View Full Version : Blu Ray Rom Drives - Why So Expensive?
Hi All
I've had an XBMC system for quite a while now and am moving a lot of my dvd movies over as H264 MKV files. All seems well and I love the convenience. Now I'd like to move to using it for HD files and use handbrake to make 720 / 1080 h264 encodes from Blu_ray (My own, purchased with real money, discs nothing dodgy) but the price of Blu Ray Rom drives seems rather high.
Why, when you can get something like the Foehn & Hirsch Blu-Ray Player for £58 is the cheapest Blu-Ray drive (ROM not writer - I have no need to write to discs as my originals are my backup) around £47
Am I missing something cheaper or is this just a deliberate pricing policy to put people off HTPC usage for movies and toward more "lockable" tabletop players?
Any ideas?
two reasons, economy of scale and supply and demand. simples
dco_chris
30-05-2010, 01:32
two reasons, economy of scale and supply and demand. simples
Chicken and egg scenario to an extent though, there isn't going to be any demand if the costs are unreasonably high for what is being offered. No one is ever going to bother with bluray as a movie format on computers if the drives on their own cost more than an entire stand alone player, therefore the demand will never rise. It's true that DVD was also initially in that position as well, but that was mainly due to the inclusion of decoder cards with early drives.
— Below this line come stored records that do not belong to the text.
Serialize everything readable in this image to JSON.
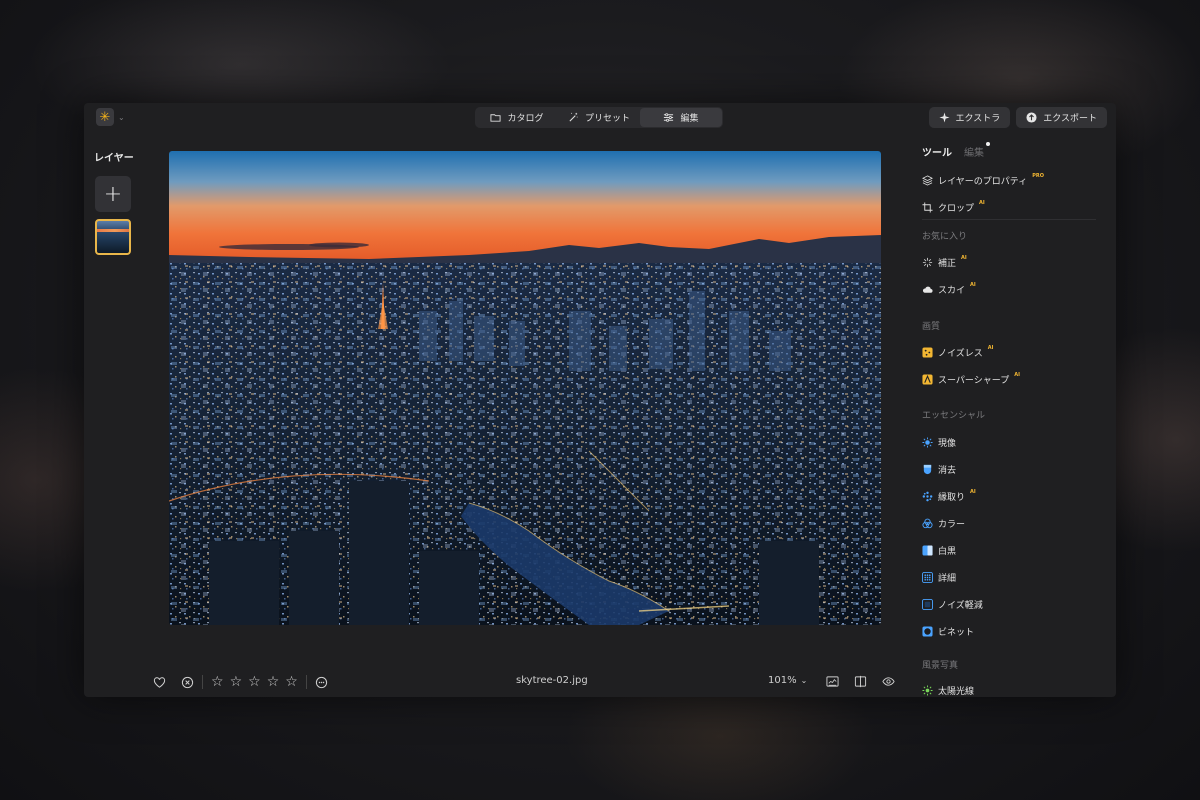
{
  "topbar": {
    "logo_icon": "sun-logo-icon",
    "tabs": [
      {
        "label": "カタログ",
        "icon": "folder-icon",
        "active": false
      },
      {
        "label": "プリセット",
        "icon": "magic-wand-icon",
        "active": false
      },
      {
        "label": "編集",
        "icon": "sliders-icon",
        "active": true
      }
    ],
    "extras_label": "エクストラ",
    "export_label": "エクスポート"
  },
  "layers": {
    "title": "レイヤー"
  },
  "bottombar": {
    "filename": "skytree-02.jpg",
    "zoom": "101%",
    "rating": 0,
    "max_rating": 5
  },
  "panel": {
    "tab_tools": "ツール",
    "tab_edit": "編集",
    "top_items": [
      {
        "label": "レイヤーのプロパティ",
        "badge": "PRO",
        "icon": "layers-icon"
      },
      {
        "label": "クロップ",
        "badge": "AI",
        "icon": "crop-icon"
      }
    ],
    "sections": [
      {
        "title": "お気に入り",
        "items": [
          {
            "label": "補正",
            "badge": "AI",
            "icon": "sparkle-icon"
          },
          {
            "label": "スカイ",
            "badge": "AI",
            "icon": "cloud-icon"
          }
        ]
      },
      {
        "title": "画質",
        "items": [
          {
            "label": "ノイズレス",
            "badge": "AI",
            "icon": "noiseless-icon"
          },
          {
            "label": "スーパーシャープ",
            "badge": "AI",
            "icon": "supersharp-icon"
          }
        ]
      },
      {
        "title": "エッセンシャル",
        "items": [
          {
            "label": "現像",
            "badge": "",
            "icon": "develop-icon"
          },
          {
            "label": "消去",
            "badge": "",
            "icon": "erase-icon"
          },
          {
            "label": "縁取り",
            "badge": "AI",
            "icon": "structure-icon"
          },
          {
            "label": "カラー",
            "badge": "",
            "icon": "color-icon"
          },
          {
            "label": "白黒",
            "badge": "",
            "icon": "bw-icon"
          },
          {
            "label": "詳細",
            "badge": "",
            "icon": "details-icon"
          },
          {
            "label": "ノイズ軽減",
            "badge": "",
            "icon": "denoise-icon"
          },
          {
            "label": "ビネット",
            "badge": "",
            "icon": "vignette-icon"
          }
        ]
      },
      {
        "title": "風景写真",
        "items": [
          {
            "label": "太陽光線",
            "badge": "",
            "icon": "sunrays-icon"
          }
        ]
      }
    ]
  },
  "colors": {
    "accent": "#f2b632",
    "window_bg": "#1f1f21",
    "panel_icon_blue": "#4aa3ff"
  }
}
Also you would think that they would try to get the price of writers down in order to position bluray as a leading data storage medium. This isn't happening and as things stand it is in great danger of being completely ignored in the consumer space in favour of solid state storage devices. Unless things change regarding the price of drives and media in the near future, I wouldn't be surprised if DVD-R outlives BD-R.
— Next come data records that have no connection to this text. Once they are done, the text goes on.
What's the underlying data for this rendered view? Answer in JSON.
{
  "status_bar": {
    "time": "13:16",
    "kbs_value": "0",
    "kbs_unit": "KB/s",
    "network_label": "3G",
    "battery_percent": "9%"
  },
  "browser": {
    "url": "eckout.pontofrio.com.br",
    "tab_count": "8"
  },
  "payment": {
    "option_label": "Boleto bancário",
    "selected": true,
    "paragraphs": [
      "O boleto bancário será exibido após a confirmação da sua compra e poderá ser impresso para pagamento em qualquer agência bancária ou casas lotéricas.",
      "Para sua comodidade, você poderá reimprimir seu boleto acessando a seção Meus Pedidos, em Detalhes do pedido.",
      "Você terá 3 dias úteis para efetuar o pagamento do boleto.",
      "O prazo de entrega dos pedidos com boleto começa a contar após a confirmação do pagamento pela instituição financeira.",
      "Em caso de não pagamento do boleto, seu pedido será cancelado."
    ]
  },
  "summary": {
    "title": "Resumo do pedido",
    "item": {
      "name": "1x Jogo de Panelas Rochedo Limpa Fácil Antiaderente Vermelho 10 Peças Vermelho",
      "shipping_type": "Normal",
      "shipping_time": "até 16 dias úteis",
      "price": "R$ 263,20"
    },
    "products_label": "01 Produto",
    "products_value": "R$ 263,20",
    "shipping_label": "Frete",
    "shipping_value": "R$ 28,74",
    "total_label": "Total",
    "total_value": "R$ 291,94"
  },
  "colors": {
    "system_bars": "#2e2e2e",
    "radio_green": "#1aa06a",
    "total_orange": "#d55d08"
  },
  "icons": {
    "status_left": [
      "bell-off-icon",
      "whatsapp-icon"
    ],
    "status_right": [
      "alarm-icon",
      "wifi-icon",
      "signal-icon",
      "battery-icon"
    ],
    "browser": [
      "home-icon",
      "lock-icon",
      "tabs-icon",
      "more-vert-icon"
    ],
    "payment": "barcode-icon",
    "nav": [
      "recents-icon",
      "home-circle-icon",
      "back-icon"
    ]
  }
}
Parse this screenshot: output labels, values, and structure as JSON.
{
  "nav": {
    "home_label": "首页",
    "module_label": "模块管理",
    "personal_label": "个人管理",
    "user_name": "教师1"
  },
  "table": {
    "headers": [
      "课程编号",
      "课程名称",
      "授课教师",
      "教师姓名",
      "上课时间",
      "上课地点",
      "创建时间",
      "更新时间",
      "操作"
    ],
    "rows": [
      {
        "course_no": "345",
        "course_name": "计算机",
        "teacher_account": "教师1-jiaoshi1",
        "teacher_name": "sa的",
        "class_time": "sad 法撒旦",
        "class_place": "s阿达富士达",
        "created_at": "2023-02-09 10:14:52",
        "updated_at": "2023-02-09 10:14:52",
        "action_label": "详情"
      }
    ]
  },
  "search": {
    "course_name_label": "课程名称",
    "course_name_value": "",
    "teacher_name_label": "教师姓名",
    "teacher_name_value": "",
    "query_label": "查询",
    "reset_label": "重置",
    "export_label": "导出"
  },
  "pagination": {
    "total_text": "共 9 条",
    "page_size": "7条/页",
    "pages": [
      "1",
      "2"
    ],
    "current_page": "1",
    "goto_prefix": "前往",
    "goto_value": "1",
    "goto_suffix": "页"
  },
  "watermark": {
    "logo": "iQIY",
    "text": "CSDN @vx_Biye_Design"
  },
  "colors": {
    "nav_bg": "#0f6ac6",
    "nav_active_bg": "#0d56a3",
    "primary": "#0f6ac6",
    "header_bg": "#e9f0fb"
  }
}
Chicken and egg scenario to an extent though, there isn't going to be any demand if the costs are unreasonably high for what is being offered. No one is ever going to bother with bluray as a movie format on computers if the drives on their own cost more than an entire stand alone player, therefore the demand will never rise. It's true that DVD was also initially in that position as well, but that was mainly due to the inclusion of decoder cards with early drives.
Also you would think that they would try to get the price of writers down in order to position bluray as a leading data storage medium. This isn't happening and as things stand it is in great danger of being completely ignored in the consumer space in favour of solid state storage devices. Unless things change regarding the price of drives and media in the near future, I wouldn't be surprised if DVD-R outlives BD-R.
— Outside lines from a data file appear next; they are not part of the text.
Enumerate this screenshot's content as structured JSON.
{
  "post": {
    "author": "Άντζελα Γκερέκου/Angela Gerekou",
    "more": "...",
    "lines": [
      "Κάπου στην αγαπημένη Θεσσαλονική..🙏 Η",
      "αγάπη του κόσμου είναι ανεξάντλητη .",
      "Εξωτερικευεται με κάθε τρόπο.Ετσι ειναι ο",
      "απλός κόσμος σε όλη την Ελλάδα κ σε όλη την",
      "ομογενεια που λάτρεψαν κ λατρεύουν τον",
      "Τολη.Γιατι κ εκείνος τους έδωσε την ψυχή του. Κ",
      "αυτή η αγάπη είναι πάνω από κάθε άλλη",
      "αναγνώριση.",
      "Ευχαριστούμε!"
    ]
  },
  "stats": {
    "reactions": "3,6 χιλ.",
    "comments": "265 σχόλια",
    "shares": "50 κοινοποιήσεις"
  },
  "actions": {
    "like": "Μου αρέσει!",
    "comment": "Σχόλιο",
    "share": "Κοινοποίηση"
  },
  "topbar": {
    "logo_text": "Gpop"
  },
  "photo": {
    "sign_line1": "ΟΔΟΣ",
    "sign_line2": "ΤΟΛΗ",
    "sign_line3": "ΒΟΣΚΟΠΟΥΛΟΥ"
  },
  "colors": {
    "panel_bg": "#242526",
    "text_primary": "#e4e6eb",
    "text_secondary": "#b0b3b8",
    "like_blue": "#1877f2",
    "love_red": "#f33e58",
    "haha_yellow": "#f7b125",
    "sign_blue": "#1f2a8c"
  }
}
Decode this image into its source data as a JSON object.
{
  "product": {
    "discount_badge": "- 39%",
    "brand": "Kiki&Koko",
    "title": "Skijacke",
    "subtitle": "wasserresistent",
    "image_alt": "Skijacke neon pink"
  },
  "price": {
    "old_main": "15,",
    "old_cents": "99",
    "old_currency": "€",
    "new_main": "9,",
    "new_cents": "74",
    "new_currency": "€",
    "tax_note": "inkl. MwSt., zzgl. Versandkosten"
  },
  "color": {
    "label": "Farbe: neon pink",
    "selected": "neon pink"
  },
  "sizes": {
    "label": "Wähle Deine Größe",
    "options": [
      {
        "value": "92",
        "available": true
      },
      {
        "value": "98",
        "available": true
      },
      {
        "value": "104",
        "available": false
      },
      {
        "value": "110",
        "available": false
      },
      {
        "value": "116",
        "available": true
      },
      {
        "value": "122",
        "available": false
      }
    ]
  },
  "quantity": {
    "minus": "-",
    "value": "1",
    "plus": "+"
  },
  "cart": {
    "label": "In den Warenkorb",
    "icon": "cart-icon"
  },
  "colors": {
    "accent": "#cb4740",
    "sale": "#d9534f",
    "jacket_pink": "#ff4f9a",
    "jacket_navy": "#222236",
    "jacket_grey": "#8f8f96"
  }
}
DVD drives got cheap when every computer came with a DVD drive. That's not happened yet.
problem with BD is that 'most' people would find a BD drive overkill for their storage needs and their computers wouldnt be up to playing back a BD movie. That's why they are not replacing DVD drives in computers.
don't expect the BD drives to mirror DVD drives, one was a product that solved a problem for the consumer, the other is for the PC savvy and business.
With CD/DVD it was all about the end product being used in playback devices but for BD it seems to be more about data storage and a HDD is a much more attractive proposition.
Bapapapa
30-05-2010, 12:35
£47 is expensive..?
splobber
30-05-2010, 12:46
£47 is expensive..?
Mad isn't it? It's nothing in the grand scale of things.
Back in the day I paid £250 for a SCSI Yamaha 4x cd writer to give a sense of scale.
£47 for a ROM drive, which isnt expensive however a BD RW is over £150, which is expensive
With CD/DVD it was all about the end product being used in playback devices but for BD it seems to be more about data storage and a HDD is a much more attractive proposition.
i agree, i'd rather use a 2TB hard drive than 40 50gig BD disks :shrug:
marc_angelus
30-05-2010, 13:59
the drives themselves aren't expensive (readers) but to actually play a blu ray on a pc is a fairly ominous prospect. You need software which costs around £100, a monitor that supports HDCP, a cpu or gpu that can handle rendering the movie, and an uber expensive sound card if you want to experience the full quality audio. I gave up on my HTPC and just bought a blu ray player because even after owning all that you're still relying on either PowerDVD or Arcsoft TMT actually working properly and neither do.
It will take software companies to start putting their games/applications on blu ray to cause them to become common parts of a build and i don't think that'll ever happen because everything on pc is installed to HDD, leaving no real reason to use large storage media.
Where it comes to writers, i have a theory that they keep the costs of drives and media up as high as they can for as long as they can to deter piracy. I remember when dual layer dvd-r's first came out and they cost about £8 each which made them uselesss to pirates.
the drives themselves aren't expensive (readers) but to actually play a blu ray on a pc is a fairly ominous prospect. You need software which costs around £100, a monitor that supports HDCP, a cpu or gpu that can handle rendering the movie, and an uber expensive sound card if you want to the full quality audio. I gave up on my HTPC and just bought a blu ray player because even after owning all that you're still relying on either PowerDVD or Arcsoft TMT actually working properly and neither do.
Yup thats my point more than the £47 itself, sorry it wasnt too clear re-reading my original post. Ah well upgrade city for me!